Oui, au mois de mai 1997, un programme éducatif patriotique a été lancé dans ce sens, dans la région de Lokar Gogkar. Plus de 4700 personnes ont été convoquées à des cessions rééducatives, deux fois par jour. La moindre absence ou retard à une de ces réunions était sanctionnée d'amendes très lourdes, voire d'enquêtes sur la famille et la loyauté politique des contrevenants. Le contenu de ce programme est le suivant:

A) la loi

B) la religion

C) l'histoire

D) les séparatistes

Les autorités chinoises parlent d'étendre cette action dans tout le Tibet.

Les Tibétains ont toujours réussi jusqu'à présent, à traverser tant bien que mal les pires situations. Cette tentative d'éducation patriotique aura-t-elle plus d'effet?

Certes les Chinois tentent, une fois de plus, "d'éduquer" le peuple tibétain, ce qu'ils n'avaient pas réussi à faire par la violence, pendant plus de quarante années d'occupation. Mais à l'heure actuelle, le plus inquiétant est l'attaque renouvelée contre la langue tibétaine qui représente le coeur et la base essentielle de l'identité et de la culture nationnale du Tibet. Ceci s'effectue en minant son étude, son utilisation et sa propagation. Du vivant du Xème Panchen Lama, notre langue avait été préservée, voir développée par son action tenace et volontaire. Un comité de travail pour la propagation de notre langue avait vu le jour. Au niveau de l'école primaire,, des classes expérimentales avaient été ouvertes pour enseigner notre langue et notre culture. De nombreuses autres écoles suivirent ce modèle dans tout le Tibet mais en 1995, ce système fut interrompu. Selon les autorités chinoises, il encourageait chez les Tibétains un sentiment de ferveur nationale, intolérable et contraire à l'unité de la "mère Patrie". Le comité de travail et les classes disparurent comme un arc-en-ciel. Désormais les enfants reçoivent un enseignement uniquement en chinois!

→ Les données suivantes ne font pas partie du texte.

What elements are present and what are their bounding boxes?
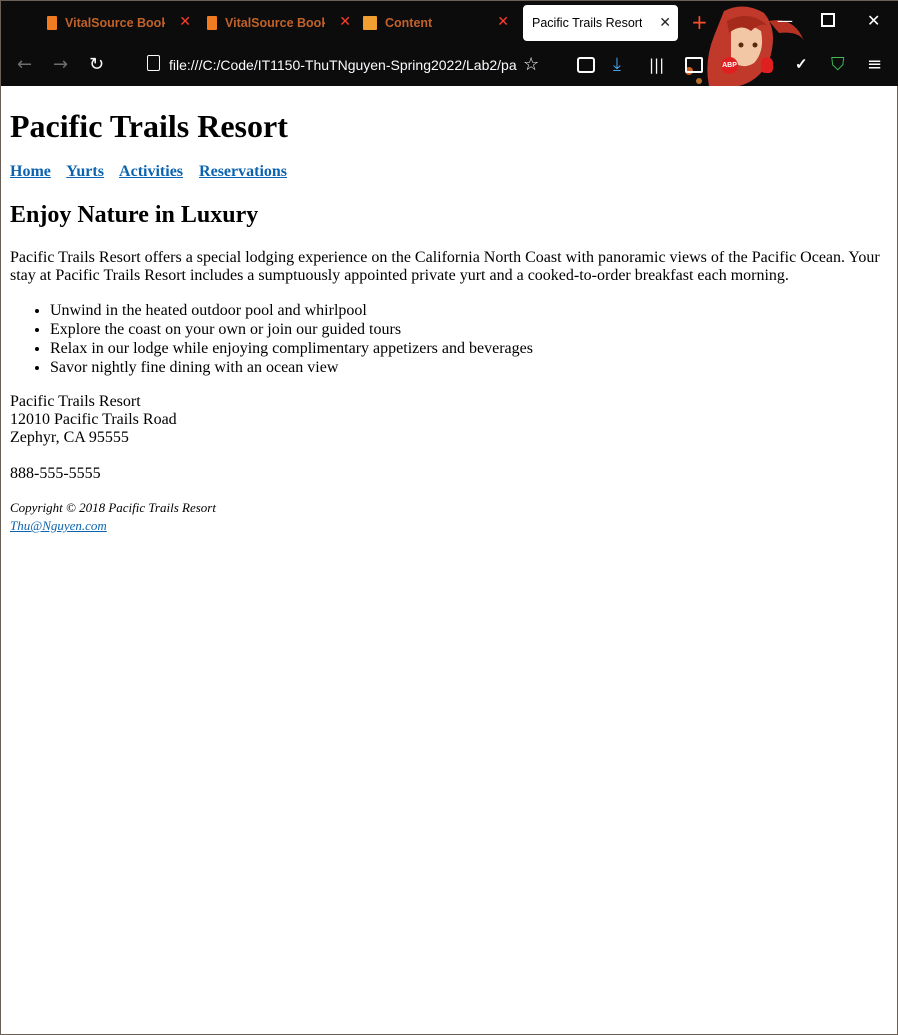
tab-title: VitalSource Booksh [65,16,165,30]
bookmark-star-icon[interactable]: ☆ [523,55,539,75]
window-close-icon[interactable]: ✕ [867,11,880,30]
minimize-icon[interactable]: — [777,11,793,30]
tab-title: Pacific Trails Resort [532,16,643,30]
hand-stop-icon[interactable] [761,57,773,73]
nav-link-yurts[interactable]: Yurts [66,163,104,180]
page-content: Pacific Trails Resort Home Yurts Activit… [10,86,890,535]
url-text[interactable]: file:///C:/Code/IT1150-ThuTNguyen-Spring… [169,57,517,73]
maximize-icon[interactable] [821,13,835,27]
copyright-text: Copyright © 2018 Pacific Trails Resort [10,500,216,515]
browser-chrome: VitalSource Booksh ✕ VitalSource Booksh … [1,1,898,86]
browser-window: VitalSource Booksh ✕ VitalSource Booksh … [0,0,898,1035]
address-city: Zephyr, CA 95555 [10,429,129,446]
intro-paragraph: Pacific Trails Resort offers a special l… [10,249,880,284]
vitalsource-icon [207,16,217,30]
tab-pacific-trails[interactable]: Pacific Trails Resort ✕ [523,5,678,41]
library-icon[interactable]: ||| [649,55,664,75]
section-heading: Enjoy Nature in Luxury [10,202,259,228]
download-icon[interactable]: ⤓ [613,55,621,75]
vitalsource-icon [47,16,57,30]
tab-content[interactable]: Content ✕ [363,5,515,41]
email-link[interactable]: Thu@Nguyen.com [10,518,107,533]
list-item: Savor nightly fine dining with an ocean … [50,358,890,377]
list-item: Unwind in the heated outdoor pool and wh… [50,301,890,320]
sidebar-icon[interactable] [685,57,703,73]
page-footer: Copyright © 2018 Pacific Trails Resort T… [10,499,890,535]
address-bar[interactable]: file:///C:/Code/IT1150-ThuTNguyen-Spring… [141,51,551,79]
back-arrow-icon[interactable]: ← [17,55,32,75]
nav-link-home[interactable]: Home [10,163,51,180]
shield-icon[interactable]: ⛉ [831,55,845,75]
pocket-icon[interactable] [577,57,595,73]
tab-vitalsource-1[interactable]: VitalSource Booksh ✕ [47,5,197,41]
menu-hamburger-icon[interactable]: ≡ [867,55,882,75]
list-item: Explore the coast on your own or join ou… [50,320,890,339]
forward-arrow-icon[interactable]: → [53,55,68,75]
tab-title: VitalSource Booksh [225,16,325,30]
tab-bar: VitalSource Booksh ✕ VitalSource Booksh … [1,1,898,86]
tab-vitalsource-2[interactable]: VitalSource Booksh ✕ [207,5,357,41]
navigation-toolbar: ← → ↻ file:///C:/Code/IT1150-ThuTNguyen-… [1,45,898,86]
site-navigation: Home Yurts Activities Reservations [10,163,890,181]
close-icon[interactable]: ✕ [497,14,509,30]
nav-link-reservations[interactable]: Reservations [199,163,287,180]
page-icon [147,55,160,71]
close-icon[interactable]: ✕ [339,14,351,30]
address-street: 12010 Pacific Trails Road [10,411,177,428]
phone-number: 888-555-5555 [10,465,101,482]
adblock-plus-icon[interactable]: ABP [721,57,738,74]
tab-title: Content [385,16,433,30]
close-icon[interactable]: ✕ [179,14,191,30]
list-item: Relax in our lodge while enjoying compli… [50,339,890,358]
reload-icon[interactable]: ↻ [89,55,104,75]
languagetool-icon[interactable]: ✓ [795,55,808,75]
nav-link-activities[interactable]: Activities [119,163,183,180]
address-name: Pacific Trails Resort [10,393,141,410]
pencil-icon [363,16,377,30]
site-title: Pacific Trails Resort [10,108,288,144]
address-block: Pacific Trails Resort 12010 Pacific Trai… [10,393,890,447]
features-list: Unwind in the heated outdoor pool and wh… [10,301,890,377]
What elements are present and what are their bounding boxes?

Quel avenir pour l'identité tibétaine?

Actuellement le chinois est utilisé pour communiquer officiellement à travers toute la Région Autonome du Tibet (RAT), le tibétain est banni. Cette politique a causé la perte de nombreux emplois pour les Tibétains, ne pouvant ni lire, ni écrire dans la langue de l'occupant. Elle vise à encourager et à faciliter la pénétration des colons chinois au Tibet.

Contrairement à ce qui est affirmé par Pékin ou par les autorités locales, la population chinoise sur le Toit du Monde ne cesse d'augmenter atteignant à peu près 50% de la population totale et non 3%...

Des enfants tibétains sont envoyés à l'interieur de la Chine pour une éducation plus poussée. En fait, cette politique vise à les siniser et à créer une classe de Tibétains ignorant de sa propre culture, dépouillée de tout sentiment national. Pékin affirme qu'il faut "renforcer l'amitié et la solidarité des nationalités". Pour ma part, cela signifie, en réalité, l'extinction des 6 millions de Tibétains, intégrés dans 1,2 milliards de Chinois, de la même façon qu'on verse un bol de lait dans l'océan. Si cela arrive, alors le slogan, mainte fois répété, d'unité de la "mère Patrie" sera vraiment réalisé et notre identité aura disparu.

Votre cause n'est-elle pas sans espoir?

Non, une cause n'est jamais perdue tant que l'on ne l'abandonne pas. Je lance un appel, avec la plus grande ferveur possible, à tous les membres de la communauté internationale qui sont restés libres, aux gouvernements, aux individus et aux organisations diverses pour qu'ils interpellent et fassent pression sur la Chine afin de préserver la langue et la culture Tibétaine au Tibet, l'avenir de mon pays en dépend. Ne laissez pas mourrir le Tibet.

Pour témoigner, vous prenez d'enormes risques. Ne craignez-vous pas pour votre sécurité?

Ma seule peur concerne ma famille. Toutefois à l'heure actuelle, comme il est difficile de fuir, le Tibet est déjà notrez prison.